Strict mode should no longer rely on immediate whole-step exponent jumps or no-op float EMA truncation. Scale-learning evidence can accumulate across steps in `E_accum` and eventually move `E` by one integer log2 unit.

This does not solve all optimization quality issues. `T` is still discrete, `E` still changes in integer exponent steps, and the model can still be unstable if `T_accum` flips too many weights together. But it fixes the missing scale-learning mechanism without adding persistent floating-point model state.

## LossComponent And Exact Weight Gradients

Important correction: strict mode has zero trainable PyTorch parameters. The existing `pinpoint_backward()` path only calls `torch.autograd.grad()` for parameter groups. With no parameter groups, it could skip backward entirely, which means the custom ternary autograd hooks never run.

Fix in `train.py`:

```python
if not items:
    (loss_comps.total / grad_accum).backward()
```

This keeps strict true-ternary training connected to autograd even when there are no float parameters. The gradient captured by each `TernaryScaleTensor` is still exact per logical weight:

```text
grad_sign[n, k] = sign(sum_m grad_y[m, n] * x[m, k])
```

That per-weight gradient sign drives:

- `T_accum[n, k]` for exact ternary weight flips
- grouped `E_accum[n, group(k)]` / `E[n, group(k)]` for scale updates

So the update is per exact weight first, then grouped only at the scale field. That matches the intended split:

- `T` learns at individual weight resolution.
- `E` learns at group resolution because scale is shared by the group.
- LossComponent weights still affect the gradient field through `loss_comps.total`.

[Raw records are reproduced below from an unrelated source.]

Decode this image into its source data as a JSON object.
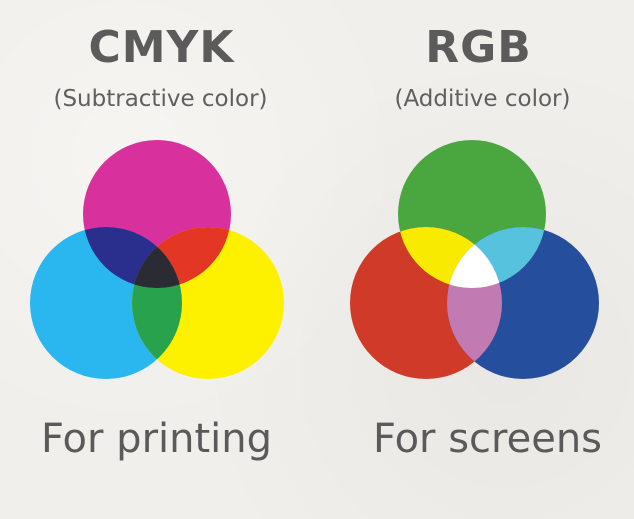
{
  "cmyk": {
    "title": "CMYK",
    "subtitle": "(Subtractive color)",
    "caption": "For printing",
    "colors": {
      "magenta": "#d8319d",
      "cyan": "#2ab6ee",
      "yellow": "#fdf100",
      "magenta_cyan": "#2a2f8d",
      "magenta_yellow": "#e43624",
      "cyan_yellow": "#28a24c",
      "center": "#2b2b34"
    }
  },
  "rgb": {
    "title": "RGB",
    "subtitle": "(Additive color)",
    "caption": "For screens",
    "colors": {
      "green": "#4aa63f",
      "red": "#cf3b28",
      "blue": "#254f9c",
      "red_green": "#f8ea00",
      "green_blue": "#56c2de",
      "red_blue": "#c27ab3",
      "center": "#ffffff"
    }
  }
}
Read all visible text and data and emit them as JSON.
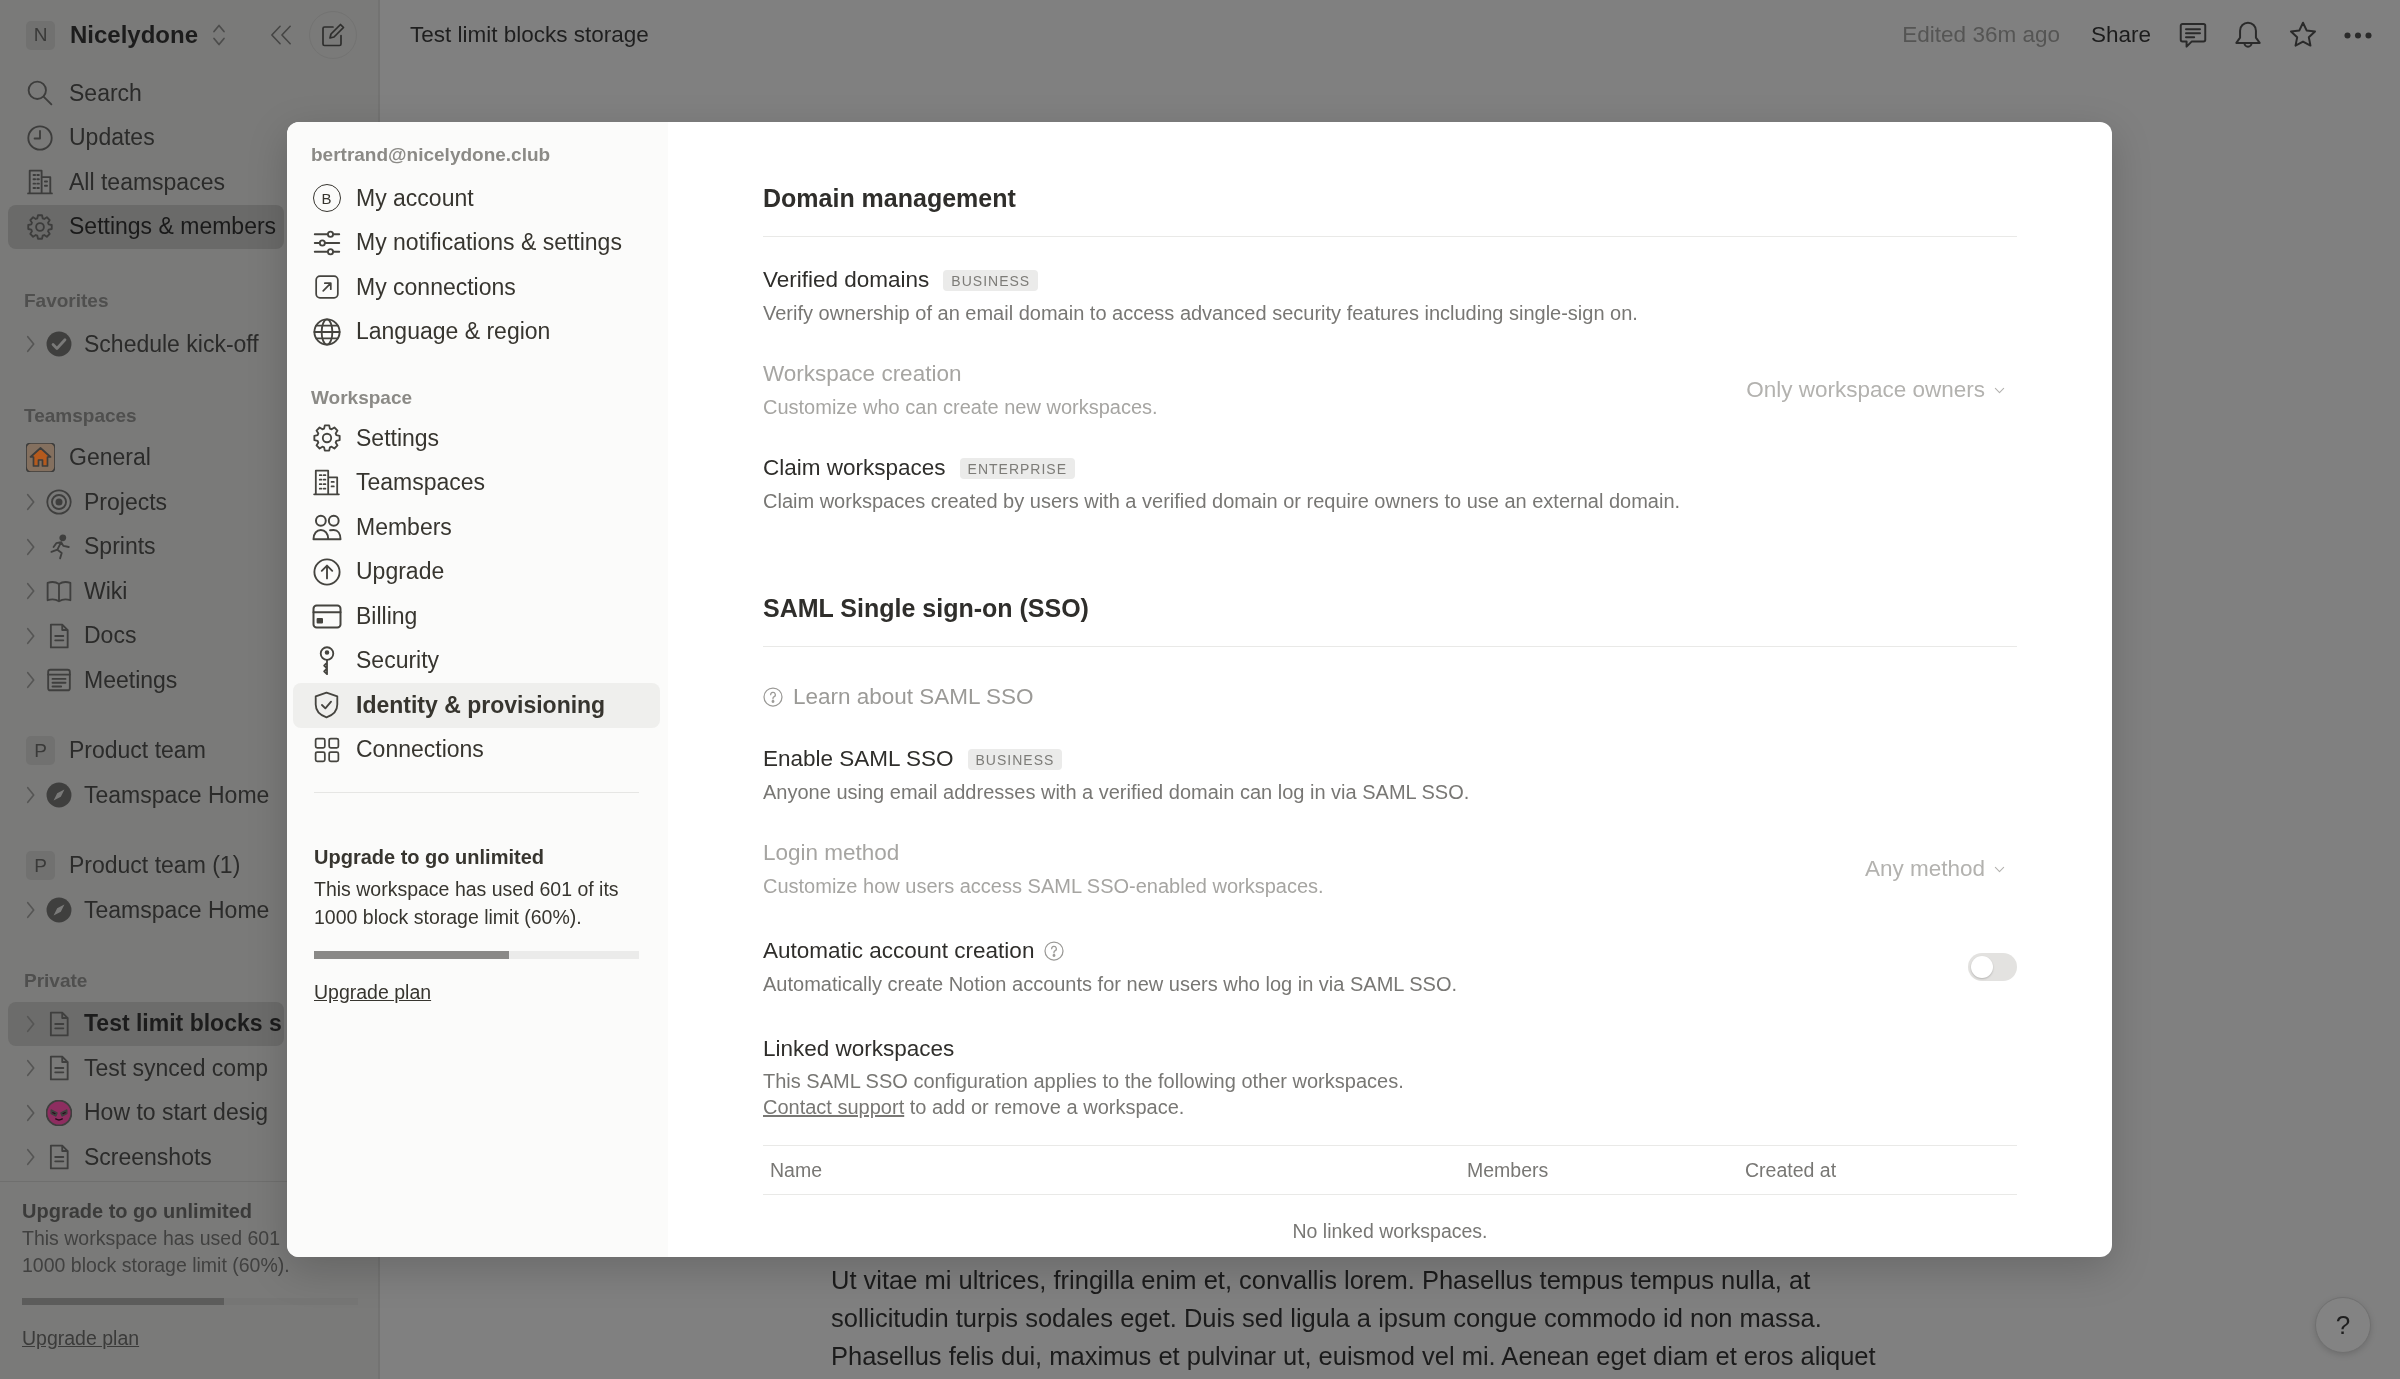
{
  "sidebar": {
    "workspace": {
      "initial": "N",
      "name": "Nicelydone"
    },
    "nav": [
      {
        "label": "Search",
        "selected": false
      },
      {
        "label": "Updates",
        "selected": false
      },
      {
        "label": "All teamspaces",
        "selected": false
      },
      {
        "label": "Settings & members",
        "selected": true
      }
    ],
    "favorites": {
      "label": "Favorites",
      "pages": [
        {
          "label": "Schedule kick-off",
          "selected": false,
          "expanded": false
        }
      ]
    },
    "teamspaces": {
      "label": "Teamspaces",
      "groups": [
        {
          "name": "General",
          "pages": [
            {
              "label": "Projects",
              "selected": false,
              "expanded": false
            },
            {
              "label": "Sprints",
              "selected": false,
              "expanded": false
            },
            {
              "label": "Wiki",
              "selected": false,
              "expanded": false
            },
            {
              "label": "Docs",
              "selected": false,
              "expanded": false
            },
            {
              "label": "Meetings",
              "selected": false,
              "expanded": false
            }
          ]
        },
        {
          "name": "Product team",
          "initial": "P",
          "pages": [
            {
              "label": "Teamspace Home",
              "selected": false,
              "expanded": false
            }
          ]
        },
        {
          "name": "Product team (1)",
          "initial": "P",
          "pages": [
            {
              "label": "Teamspace Home",
              "selected": false,
              "expanded": false
            }
          ]
        }
      ]
    },
    "private": {
      "label": "Private",
      "pages": [
        {
          "label": "Test limit blocks s",
          "selected": true,
          "expanded": false
        },
        {
          "label": "Test synced comp",
          "selected": false,
          "expanded": false
        },
        {
          "label": "How to start desig",
          "selected": false,
          "expanded": false
        },
        {
          "label": "Screenshots",
          "selected": false,
          "expanded": false
        }
      ]
    },
    "upgrade": {
      "title": "Upgrade to go unlimited",
      "text_lines": [
        "This workspace has used 601",
        "1000 block storage limit (60%)."
      ],
      "level": 0.6,
      "link": "Upgrade plan"
    }
  },
  "topbar": {
    "title": "Test limit blocks storage",
    "edited": "Edited 36m ago",
    "share": "Share"
  },
  "settings_modal": {
    "nav": {
      "account_email": "bertrand@nicelydone.club",
      "account_items": [
        {
          "label": "My account",
          "initial": "B",
          "selected": false
        },
        {
          "label": "My notifications & settings",
          "selected": false
        },
        {
          "label": "My connections",
          "selected": false
        },
        {
          "label": "Language & region",
          "selected": false
        }
      ],
      "workspace_label": "Workspace",
      "workspace_items": [
        {
          "label": "Settings",
          "selected": false
        },
        {
          "label": "Teamspaces",
          "selected": false
        },
        {
          "label": "Members",
          "selected": false
        },
        {
          "label": "Upgrade",
          "selected": false
        },
        {
          "label": "Billing",
          "selected": false
        },
        {
          "label": "Security",
          "selected": false
        },
        {
          "label": "Identity & provisioning",
          "selected": true
        },
        {
          "label": "Connections",
          "selected": false
        }
      ],
      "upgrade": {
        "title": "Upgrade to go unlimited",
        "text": "This workspace has used 601 of its 1000 block storage limit (60%).",
        "level": 0.6,
        "link": "Upgrade plan"
      }
    },
    "sections": [
      {
        "title": "Domain management",
        "items": [
          {
            "kind": "setting",
            "title": "Verified domains",
            "badge": "BUSINESS",
            "description": "Verify ownership of an email domain to access advanced security features including single-sign on.",
            "disabled": false
          },
          {
            "kind": "dropdown",
            "title": "Workspace creation",
            "description": "Customize who can create new workspaces.",
            "value": "Only workspace owners",
            "disabled": true
          },
          {
            "kind": "setting",
            "title": "Claim workspaces",
            "badge": "ENTERPRISE",
            "description": "Claim workspaces created by users with a verified domain or require owners to use an external domain.",
            "disabled": false
          }
        ]
      },
      {
        "title": "SAML Single sign-on (SSO)",
        "items": [
          {
            "kind": "link",
            "title": "Learn about SAML SSO",
            "disabled": false
          },
          {
            "kind": "setting",
            "title": "Enable SAML SSO",
            "badge": "BUSINESS",
            "description": "Anyone using email addresses with a verified domain can log in via SAML SSO.",
            "disabled": false
          },
          {
            "kind": "dropdown",
            "title": "Login method",
            "description": "Customize how users access SAML SSO-enabled workspaces.",
            "value": "Any method",
            "disabled": true
          },
          {
            "kind": "toggle",
            "title": "Automatic account creation",
            "help": true,
            "description": "Automatically create Notion accounts for new users who log in via SAML SSO.",
            "on": false,
            "disabled": false
          },
          {
            "kind": "table",
            "title": "Linked workspaces",
            "description": "This SAML SSO configuration applies to the following other workspaces.",
            "link": "Contact support",
            "description_end": "to add or remove a workspace.",
            "columns": [
              "Name",
              "Members",
              "Created at"
            ],
            "empty": "No linked workspaces.",
            "disabled": false
          }
        ]
      }
    ]
  },
  "document": {
    "lines": [
      "Ut vitae mi ultrices, fringilla enim et, convallis lorem. Phasellus tempus tempus nulla, at",
      "sollicitudin turpis sodales eget. Duis sed ligula a ipsum congue commodo id non massa.",
      "Phasellus felis dui, maximus et pulvinar ut, euismod vel mi. Aenean eget diam et eros aliquet"
    ]
  },
  "help_button": {
    "label": "?"
  }
}
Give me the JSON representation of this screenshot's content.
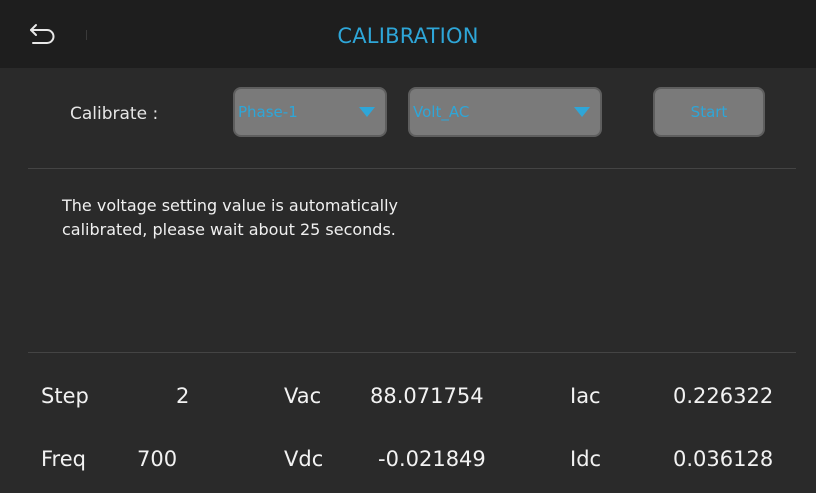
{
  "header": {
    "title": "CALIBRATION",
    "back_icon": "back-arrow-icon"
  },
  "controls": {
    "calibrate_label": "Calibrate :",
    "phase_dropdown": {
      "selected": "Phase-1"
    },
    "mode_dropdown": {
      "selected": "Volt_AC"
    },
    "start_label": "Start"
  },
  "message": "The voltage setting value is automatically\ncalibrated, please wait about 25 seconds.",
  "readings": {
    "step_label": "Step",
    "step_value": "2",
    "vac_label": "Vac",
    "vac_value": "88.071754",
    "iac_label": "Iac",
    "iac_value": "0.226322",
    "freq_label": "Freq",
    "freq_value": "700",
    "vdc_label": "Vdc",
    "vdc_value": "-0.021849",
    "idc_label": "Idc",
    "idc_value": "0.036128"
  },
  "colors": {
    "accent": "#2ea6d8",
    "background": "#2a2a2a",
    "header_background": "#1e1e1e",
    "control_background": "#7a7a7a"
  }
}
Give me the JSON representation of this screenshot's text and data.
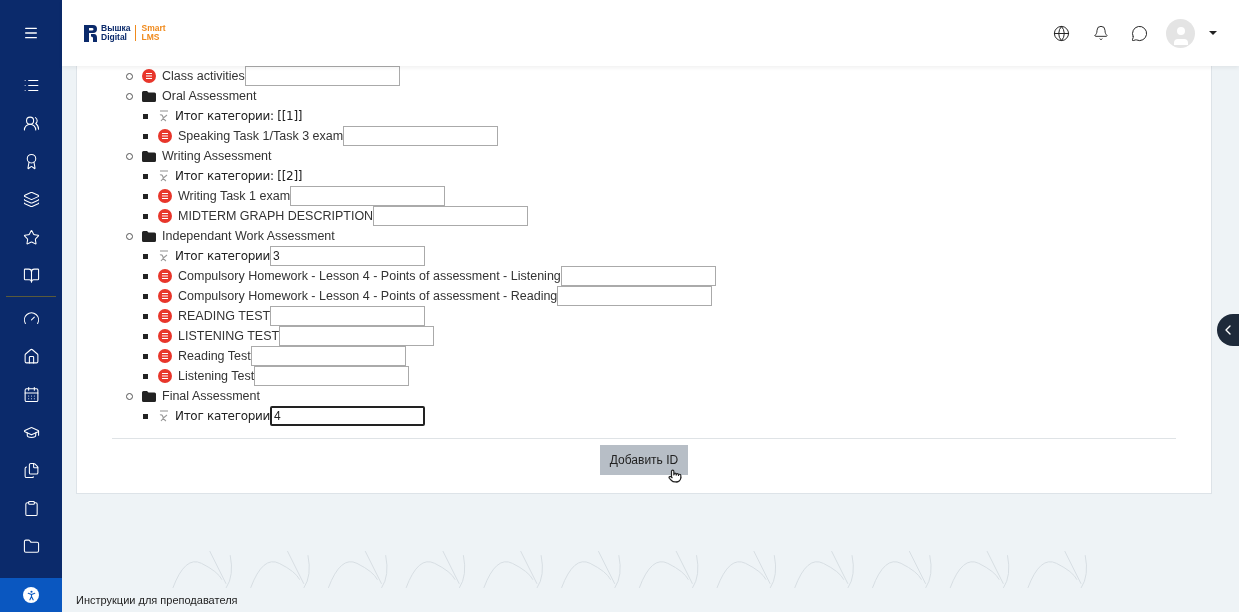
{
  "header": {
    "logo_top": "Вышка",
    "logo_bottom": "Digital",
    "product_top": "Smart",
    "product_bottom": "LMS"
  },
  "tree": [
    {
      "kind": "activity",
      "label": "Class activities",
      "focused": false
    },
    {
      "kind": "category",
      "label": "Oral Assessment",
      "children": [
        {
          "kind": "total",
          "label": "Итог категории: [[1]]"
        },
        {
          "kind": "activity",
          "label": "Speaking Task 1/Task 3 exam",
          "focused": false
        }
      ]
    },
    {
      "kind": "category",
      "label": "Writing Assessment",
      "children": [
        {
          "kind": "total",
          "label": "Итог категории: [[2]]"
        },
        {
          "kind": "activity",
          "label": "Writing Task 1 exam",
          "focused": false
        },
        {
          "kind": "activity",
          "label": "MIDTERM GRAPH DESCRIPTION",
          "focused": false
        }
      ]
    },
    {
      "kind": "category",
      "label": "Independant Work Assessment",
      "children": [
        {
          "kind": "total",
          "label": "Итог категории",
          "value": "3",
          "focused": false
        },
        {
          "kind": "activity",
          "label": "Compulsory Homework - Lesson 4 - Points of assessment - Listening",
          "focused": false
        },
        {
          "kind": "activity",
          "label": "Compulsory Homework - Lesson 4 - Points of assessment - Reading",
          "focused": false
        },
        {
          "kind": "activity",
          "label": "READING TEST",
          "focused": false
        },
        {
          "kind": "activity",
          "label": "LISTENING TEST",
          "focused": false
        },
        {
          "kind": "activity",
          "label": "Reading Test",
          "focused": false
        },
        {
          "kind": "activity",
          "label": "Listening Test",
          "focused": false
        }
      ]
    },
    {
      "kind": "category",
      "label": "Final Assessment",
      "children": [
        {
          "kind": "total",
          "label": "Итог категории",
          "value": "4",
          "focused": true
        }
      ]
    }
  ],
  "submit_button": "Добавить ID",
  "footer_link": "Инструкции для преподавателя"
}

Current limitation: in strict mode, component-specific routing does not separately update different ternary module groups, because there are no trainable parameter groups to target. It applies the weighted total loss to all ternary hooks. A future improvement would add ternary module groups to the LossComponent routing map so component losses can be backpropagated separately into selected ternary modules while still avoiding float parameters.

## Next Checks

1. Verify strict training mutates:
   - `T_packed`
   - `T_accum`
   - `E_accum`
   - `E` after enough scale updates
2. Track loss with:

```text
--strict_ternary --scale_update_interval 1
```

and compare against interval `4`.

3. If `E` still moves too slowly, reduce `_e_accum_threshold` to `2` for selected layers.
4. If `E` moves too violently, raise `_e_accum_threshold` to `8`.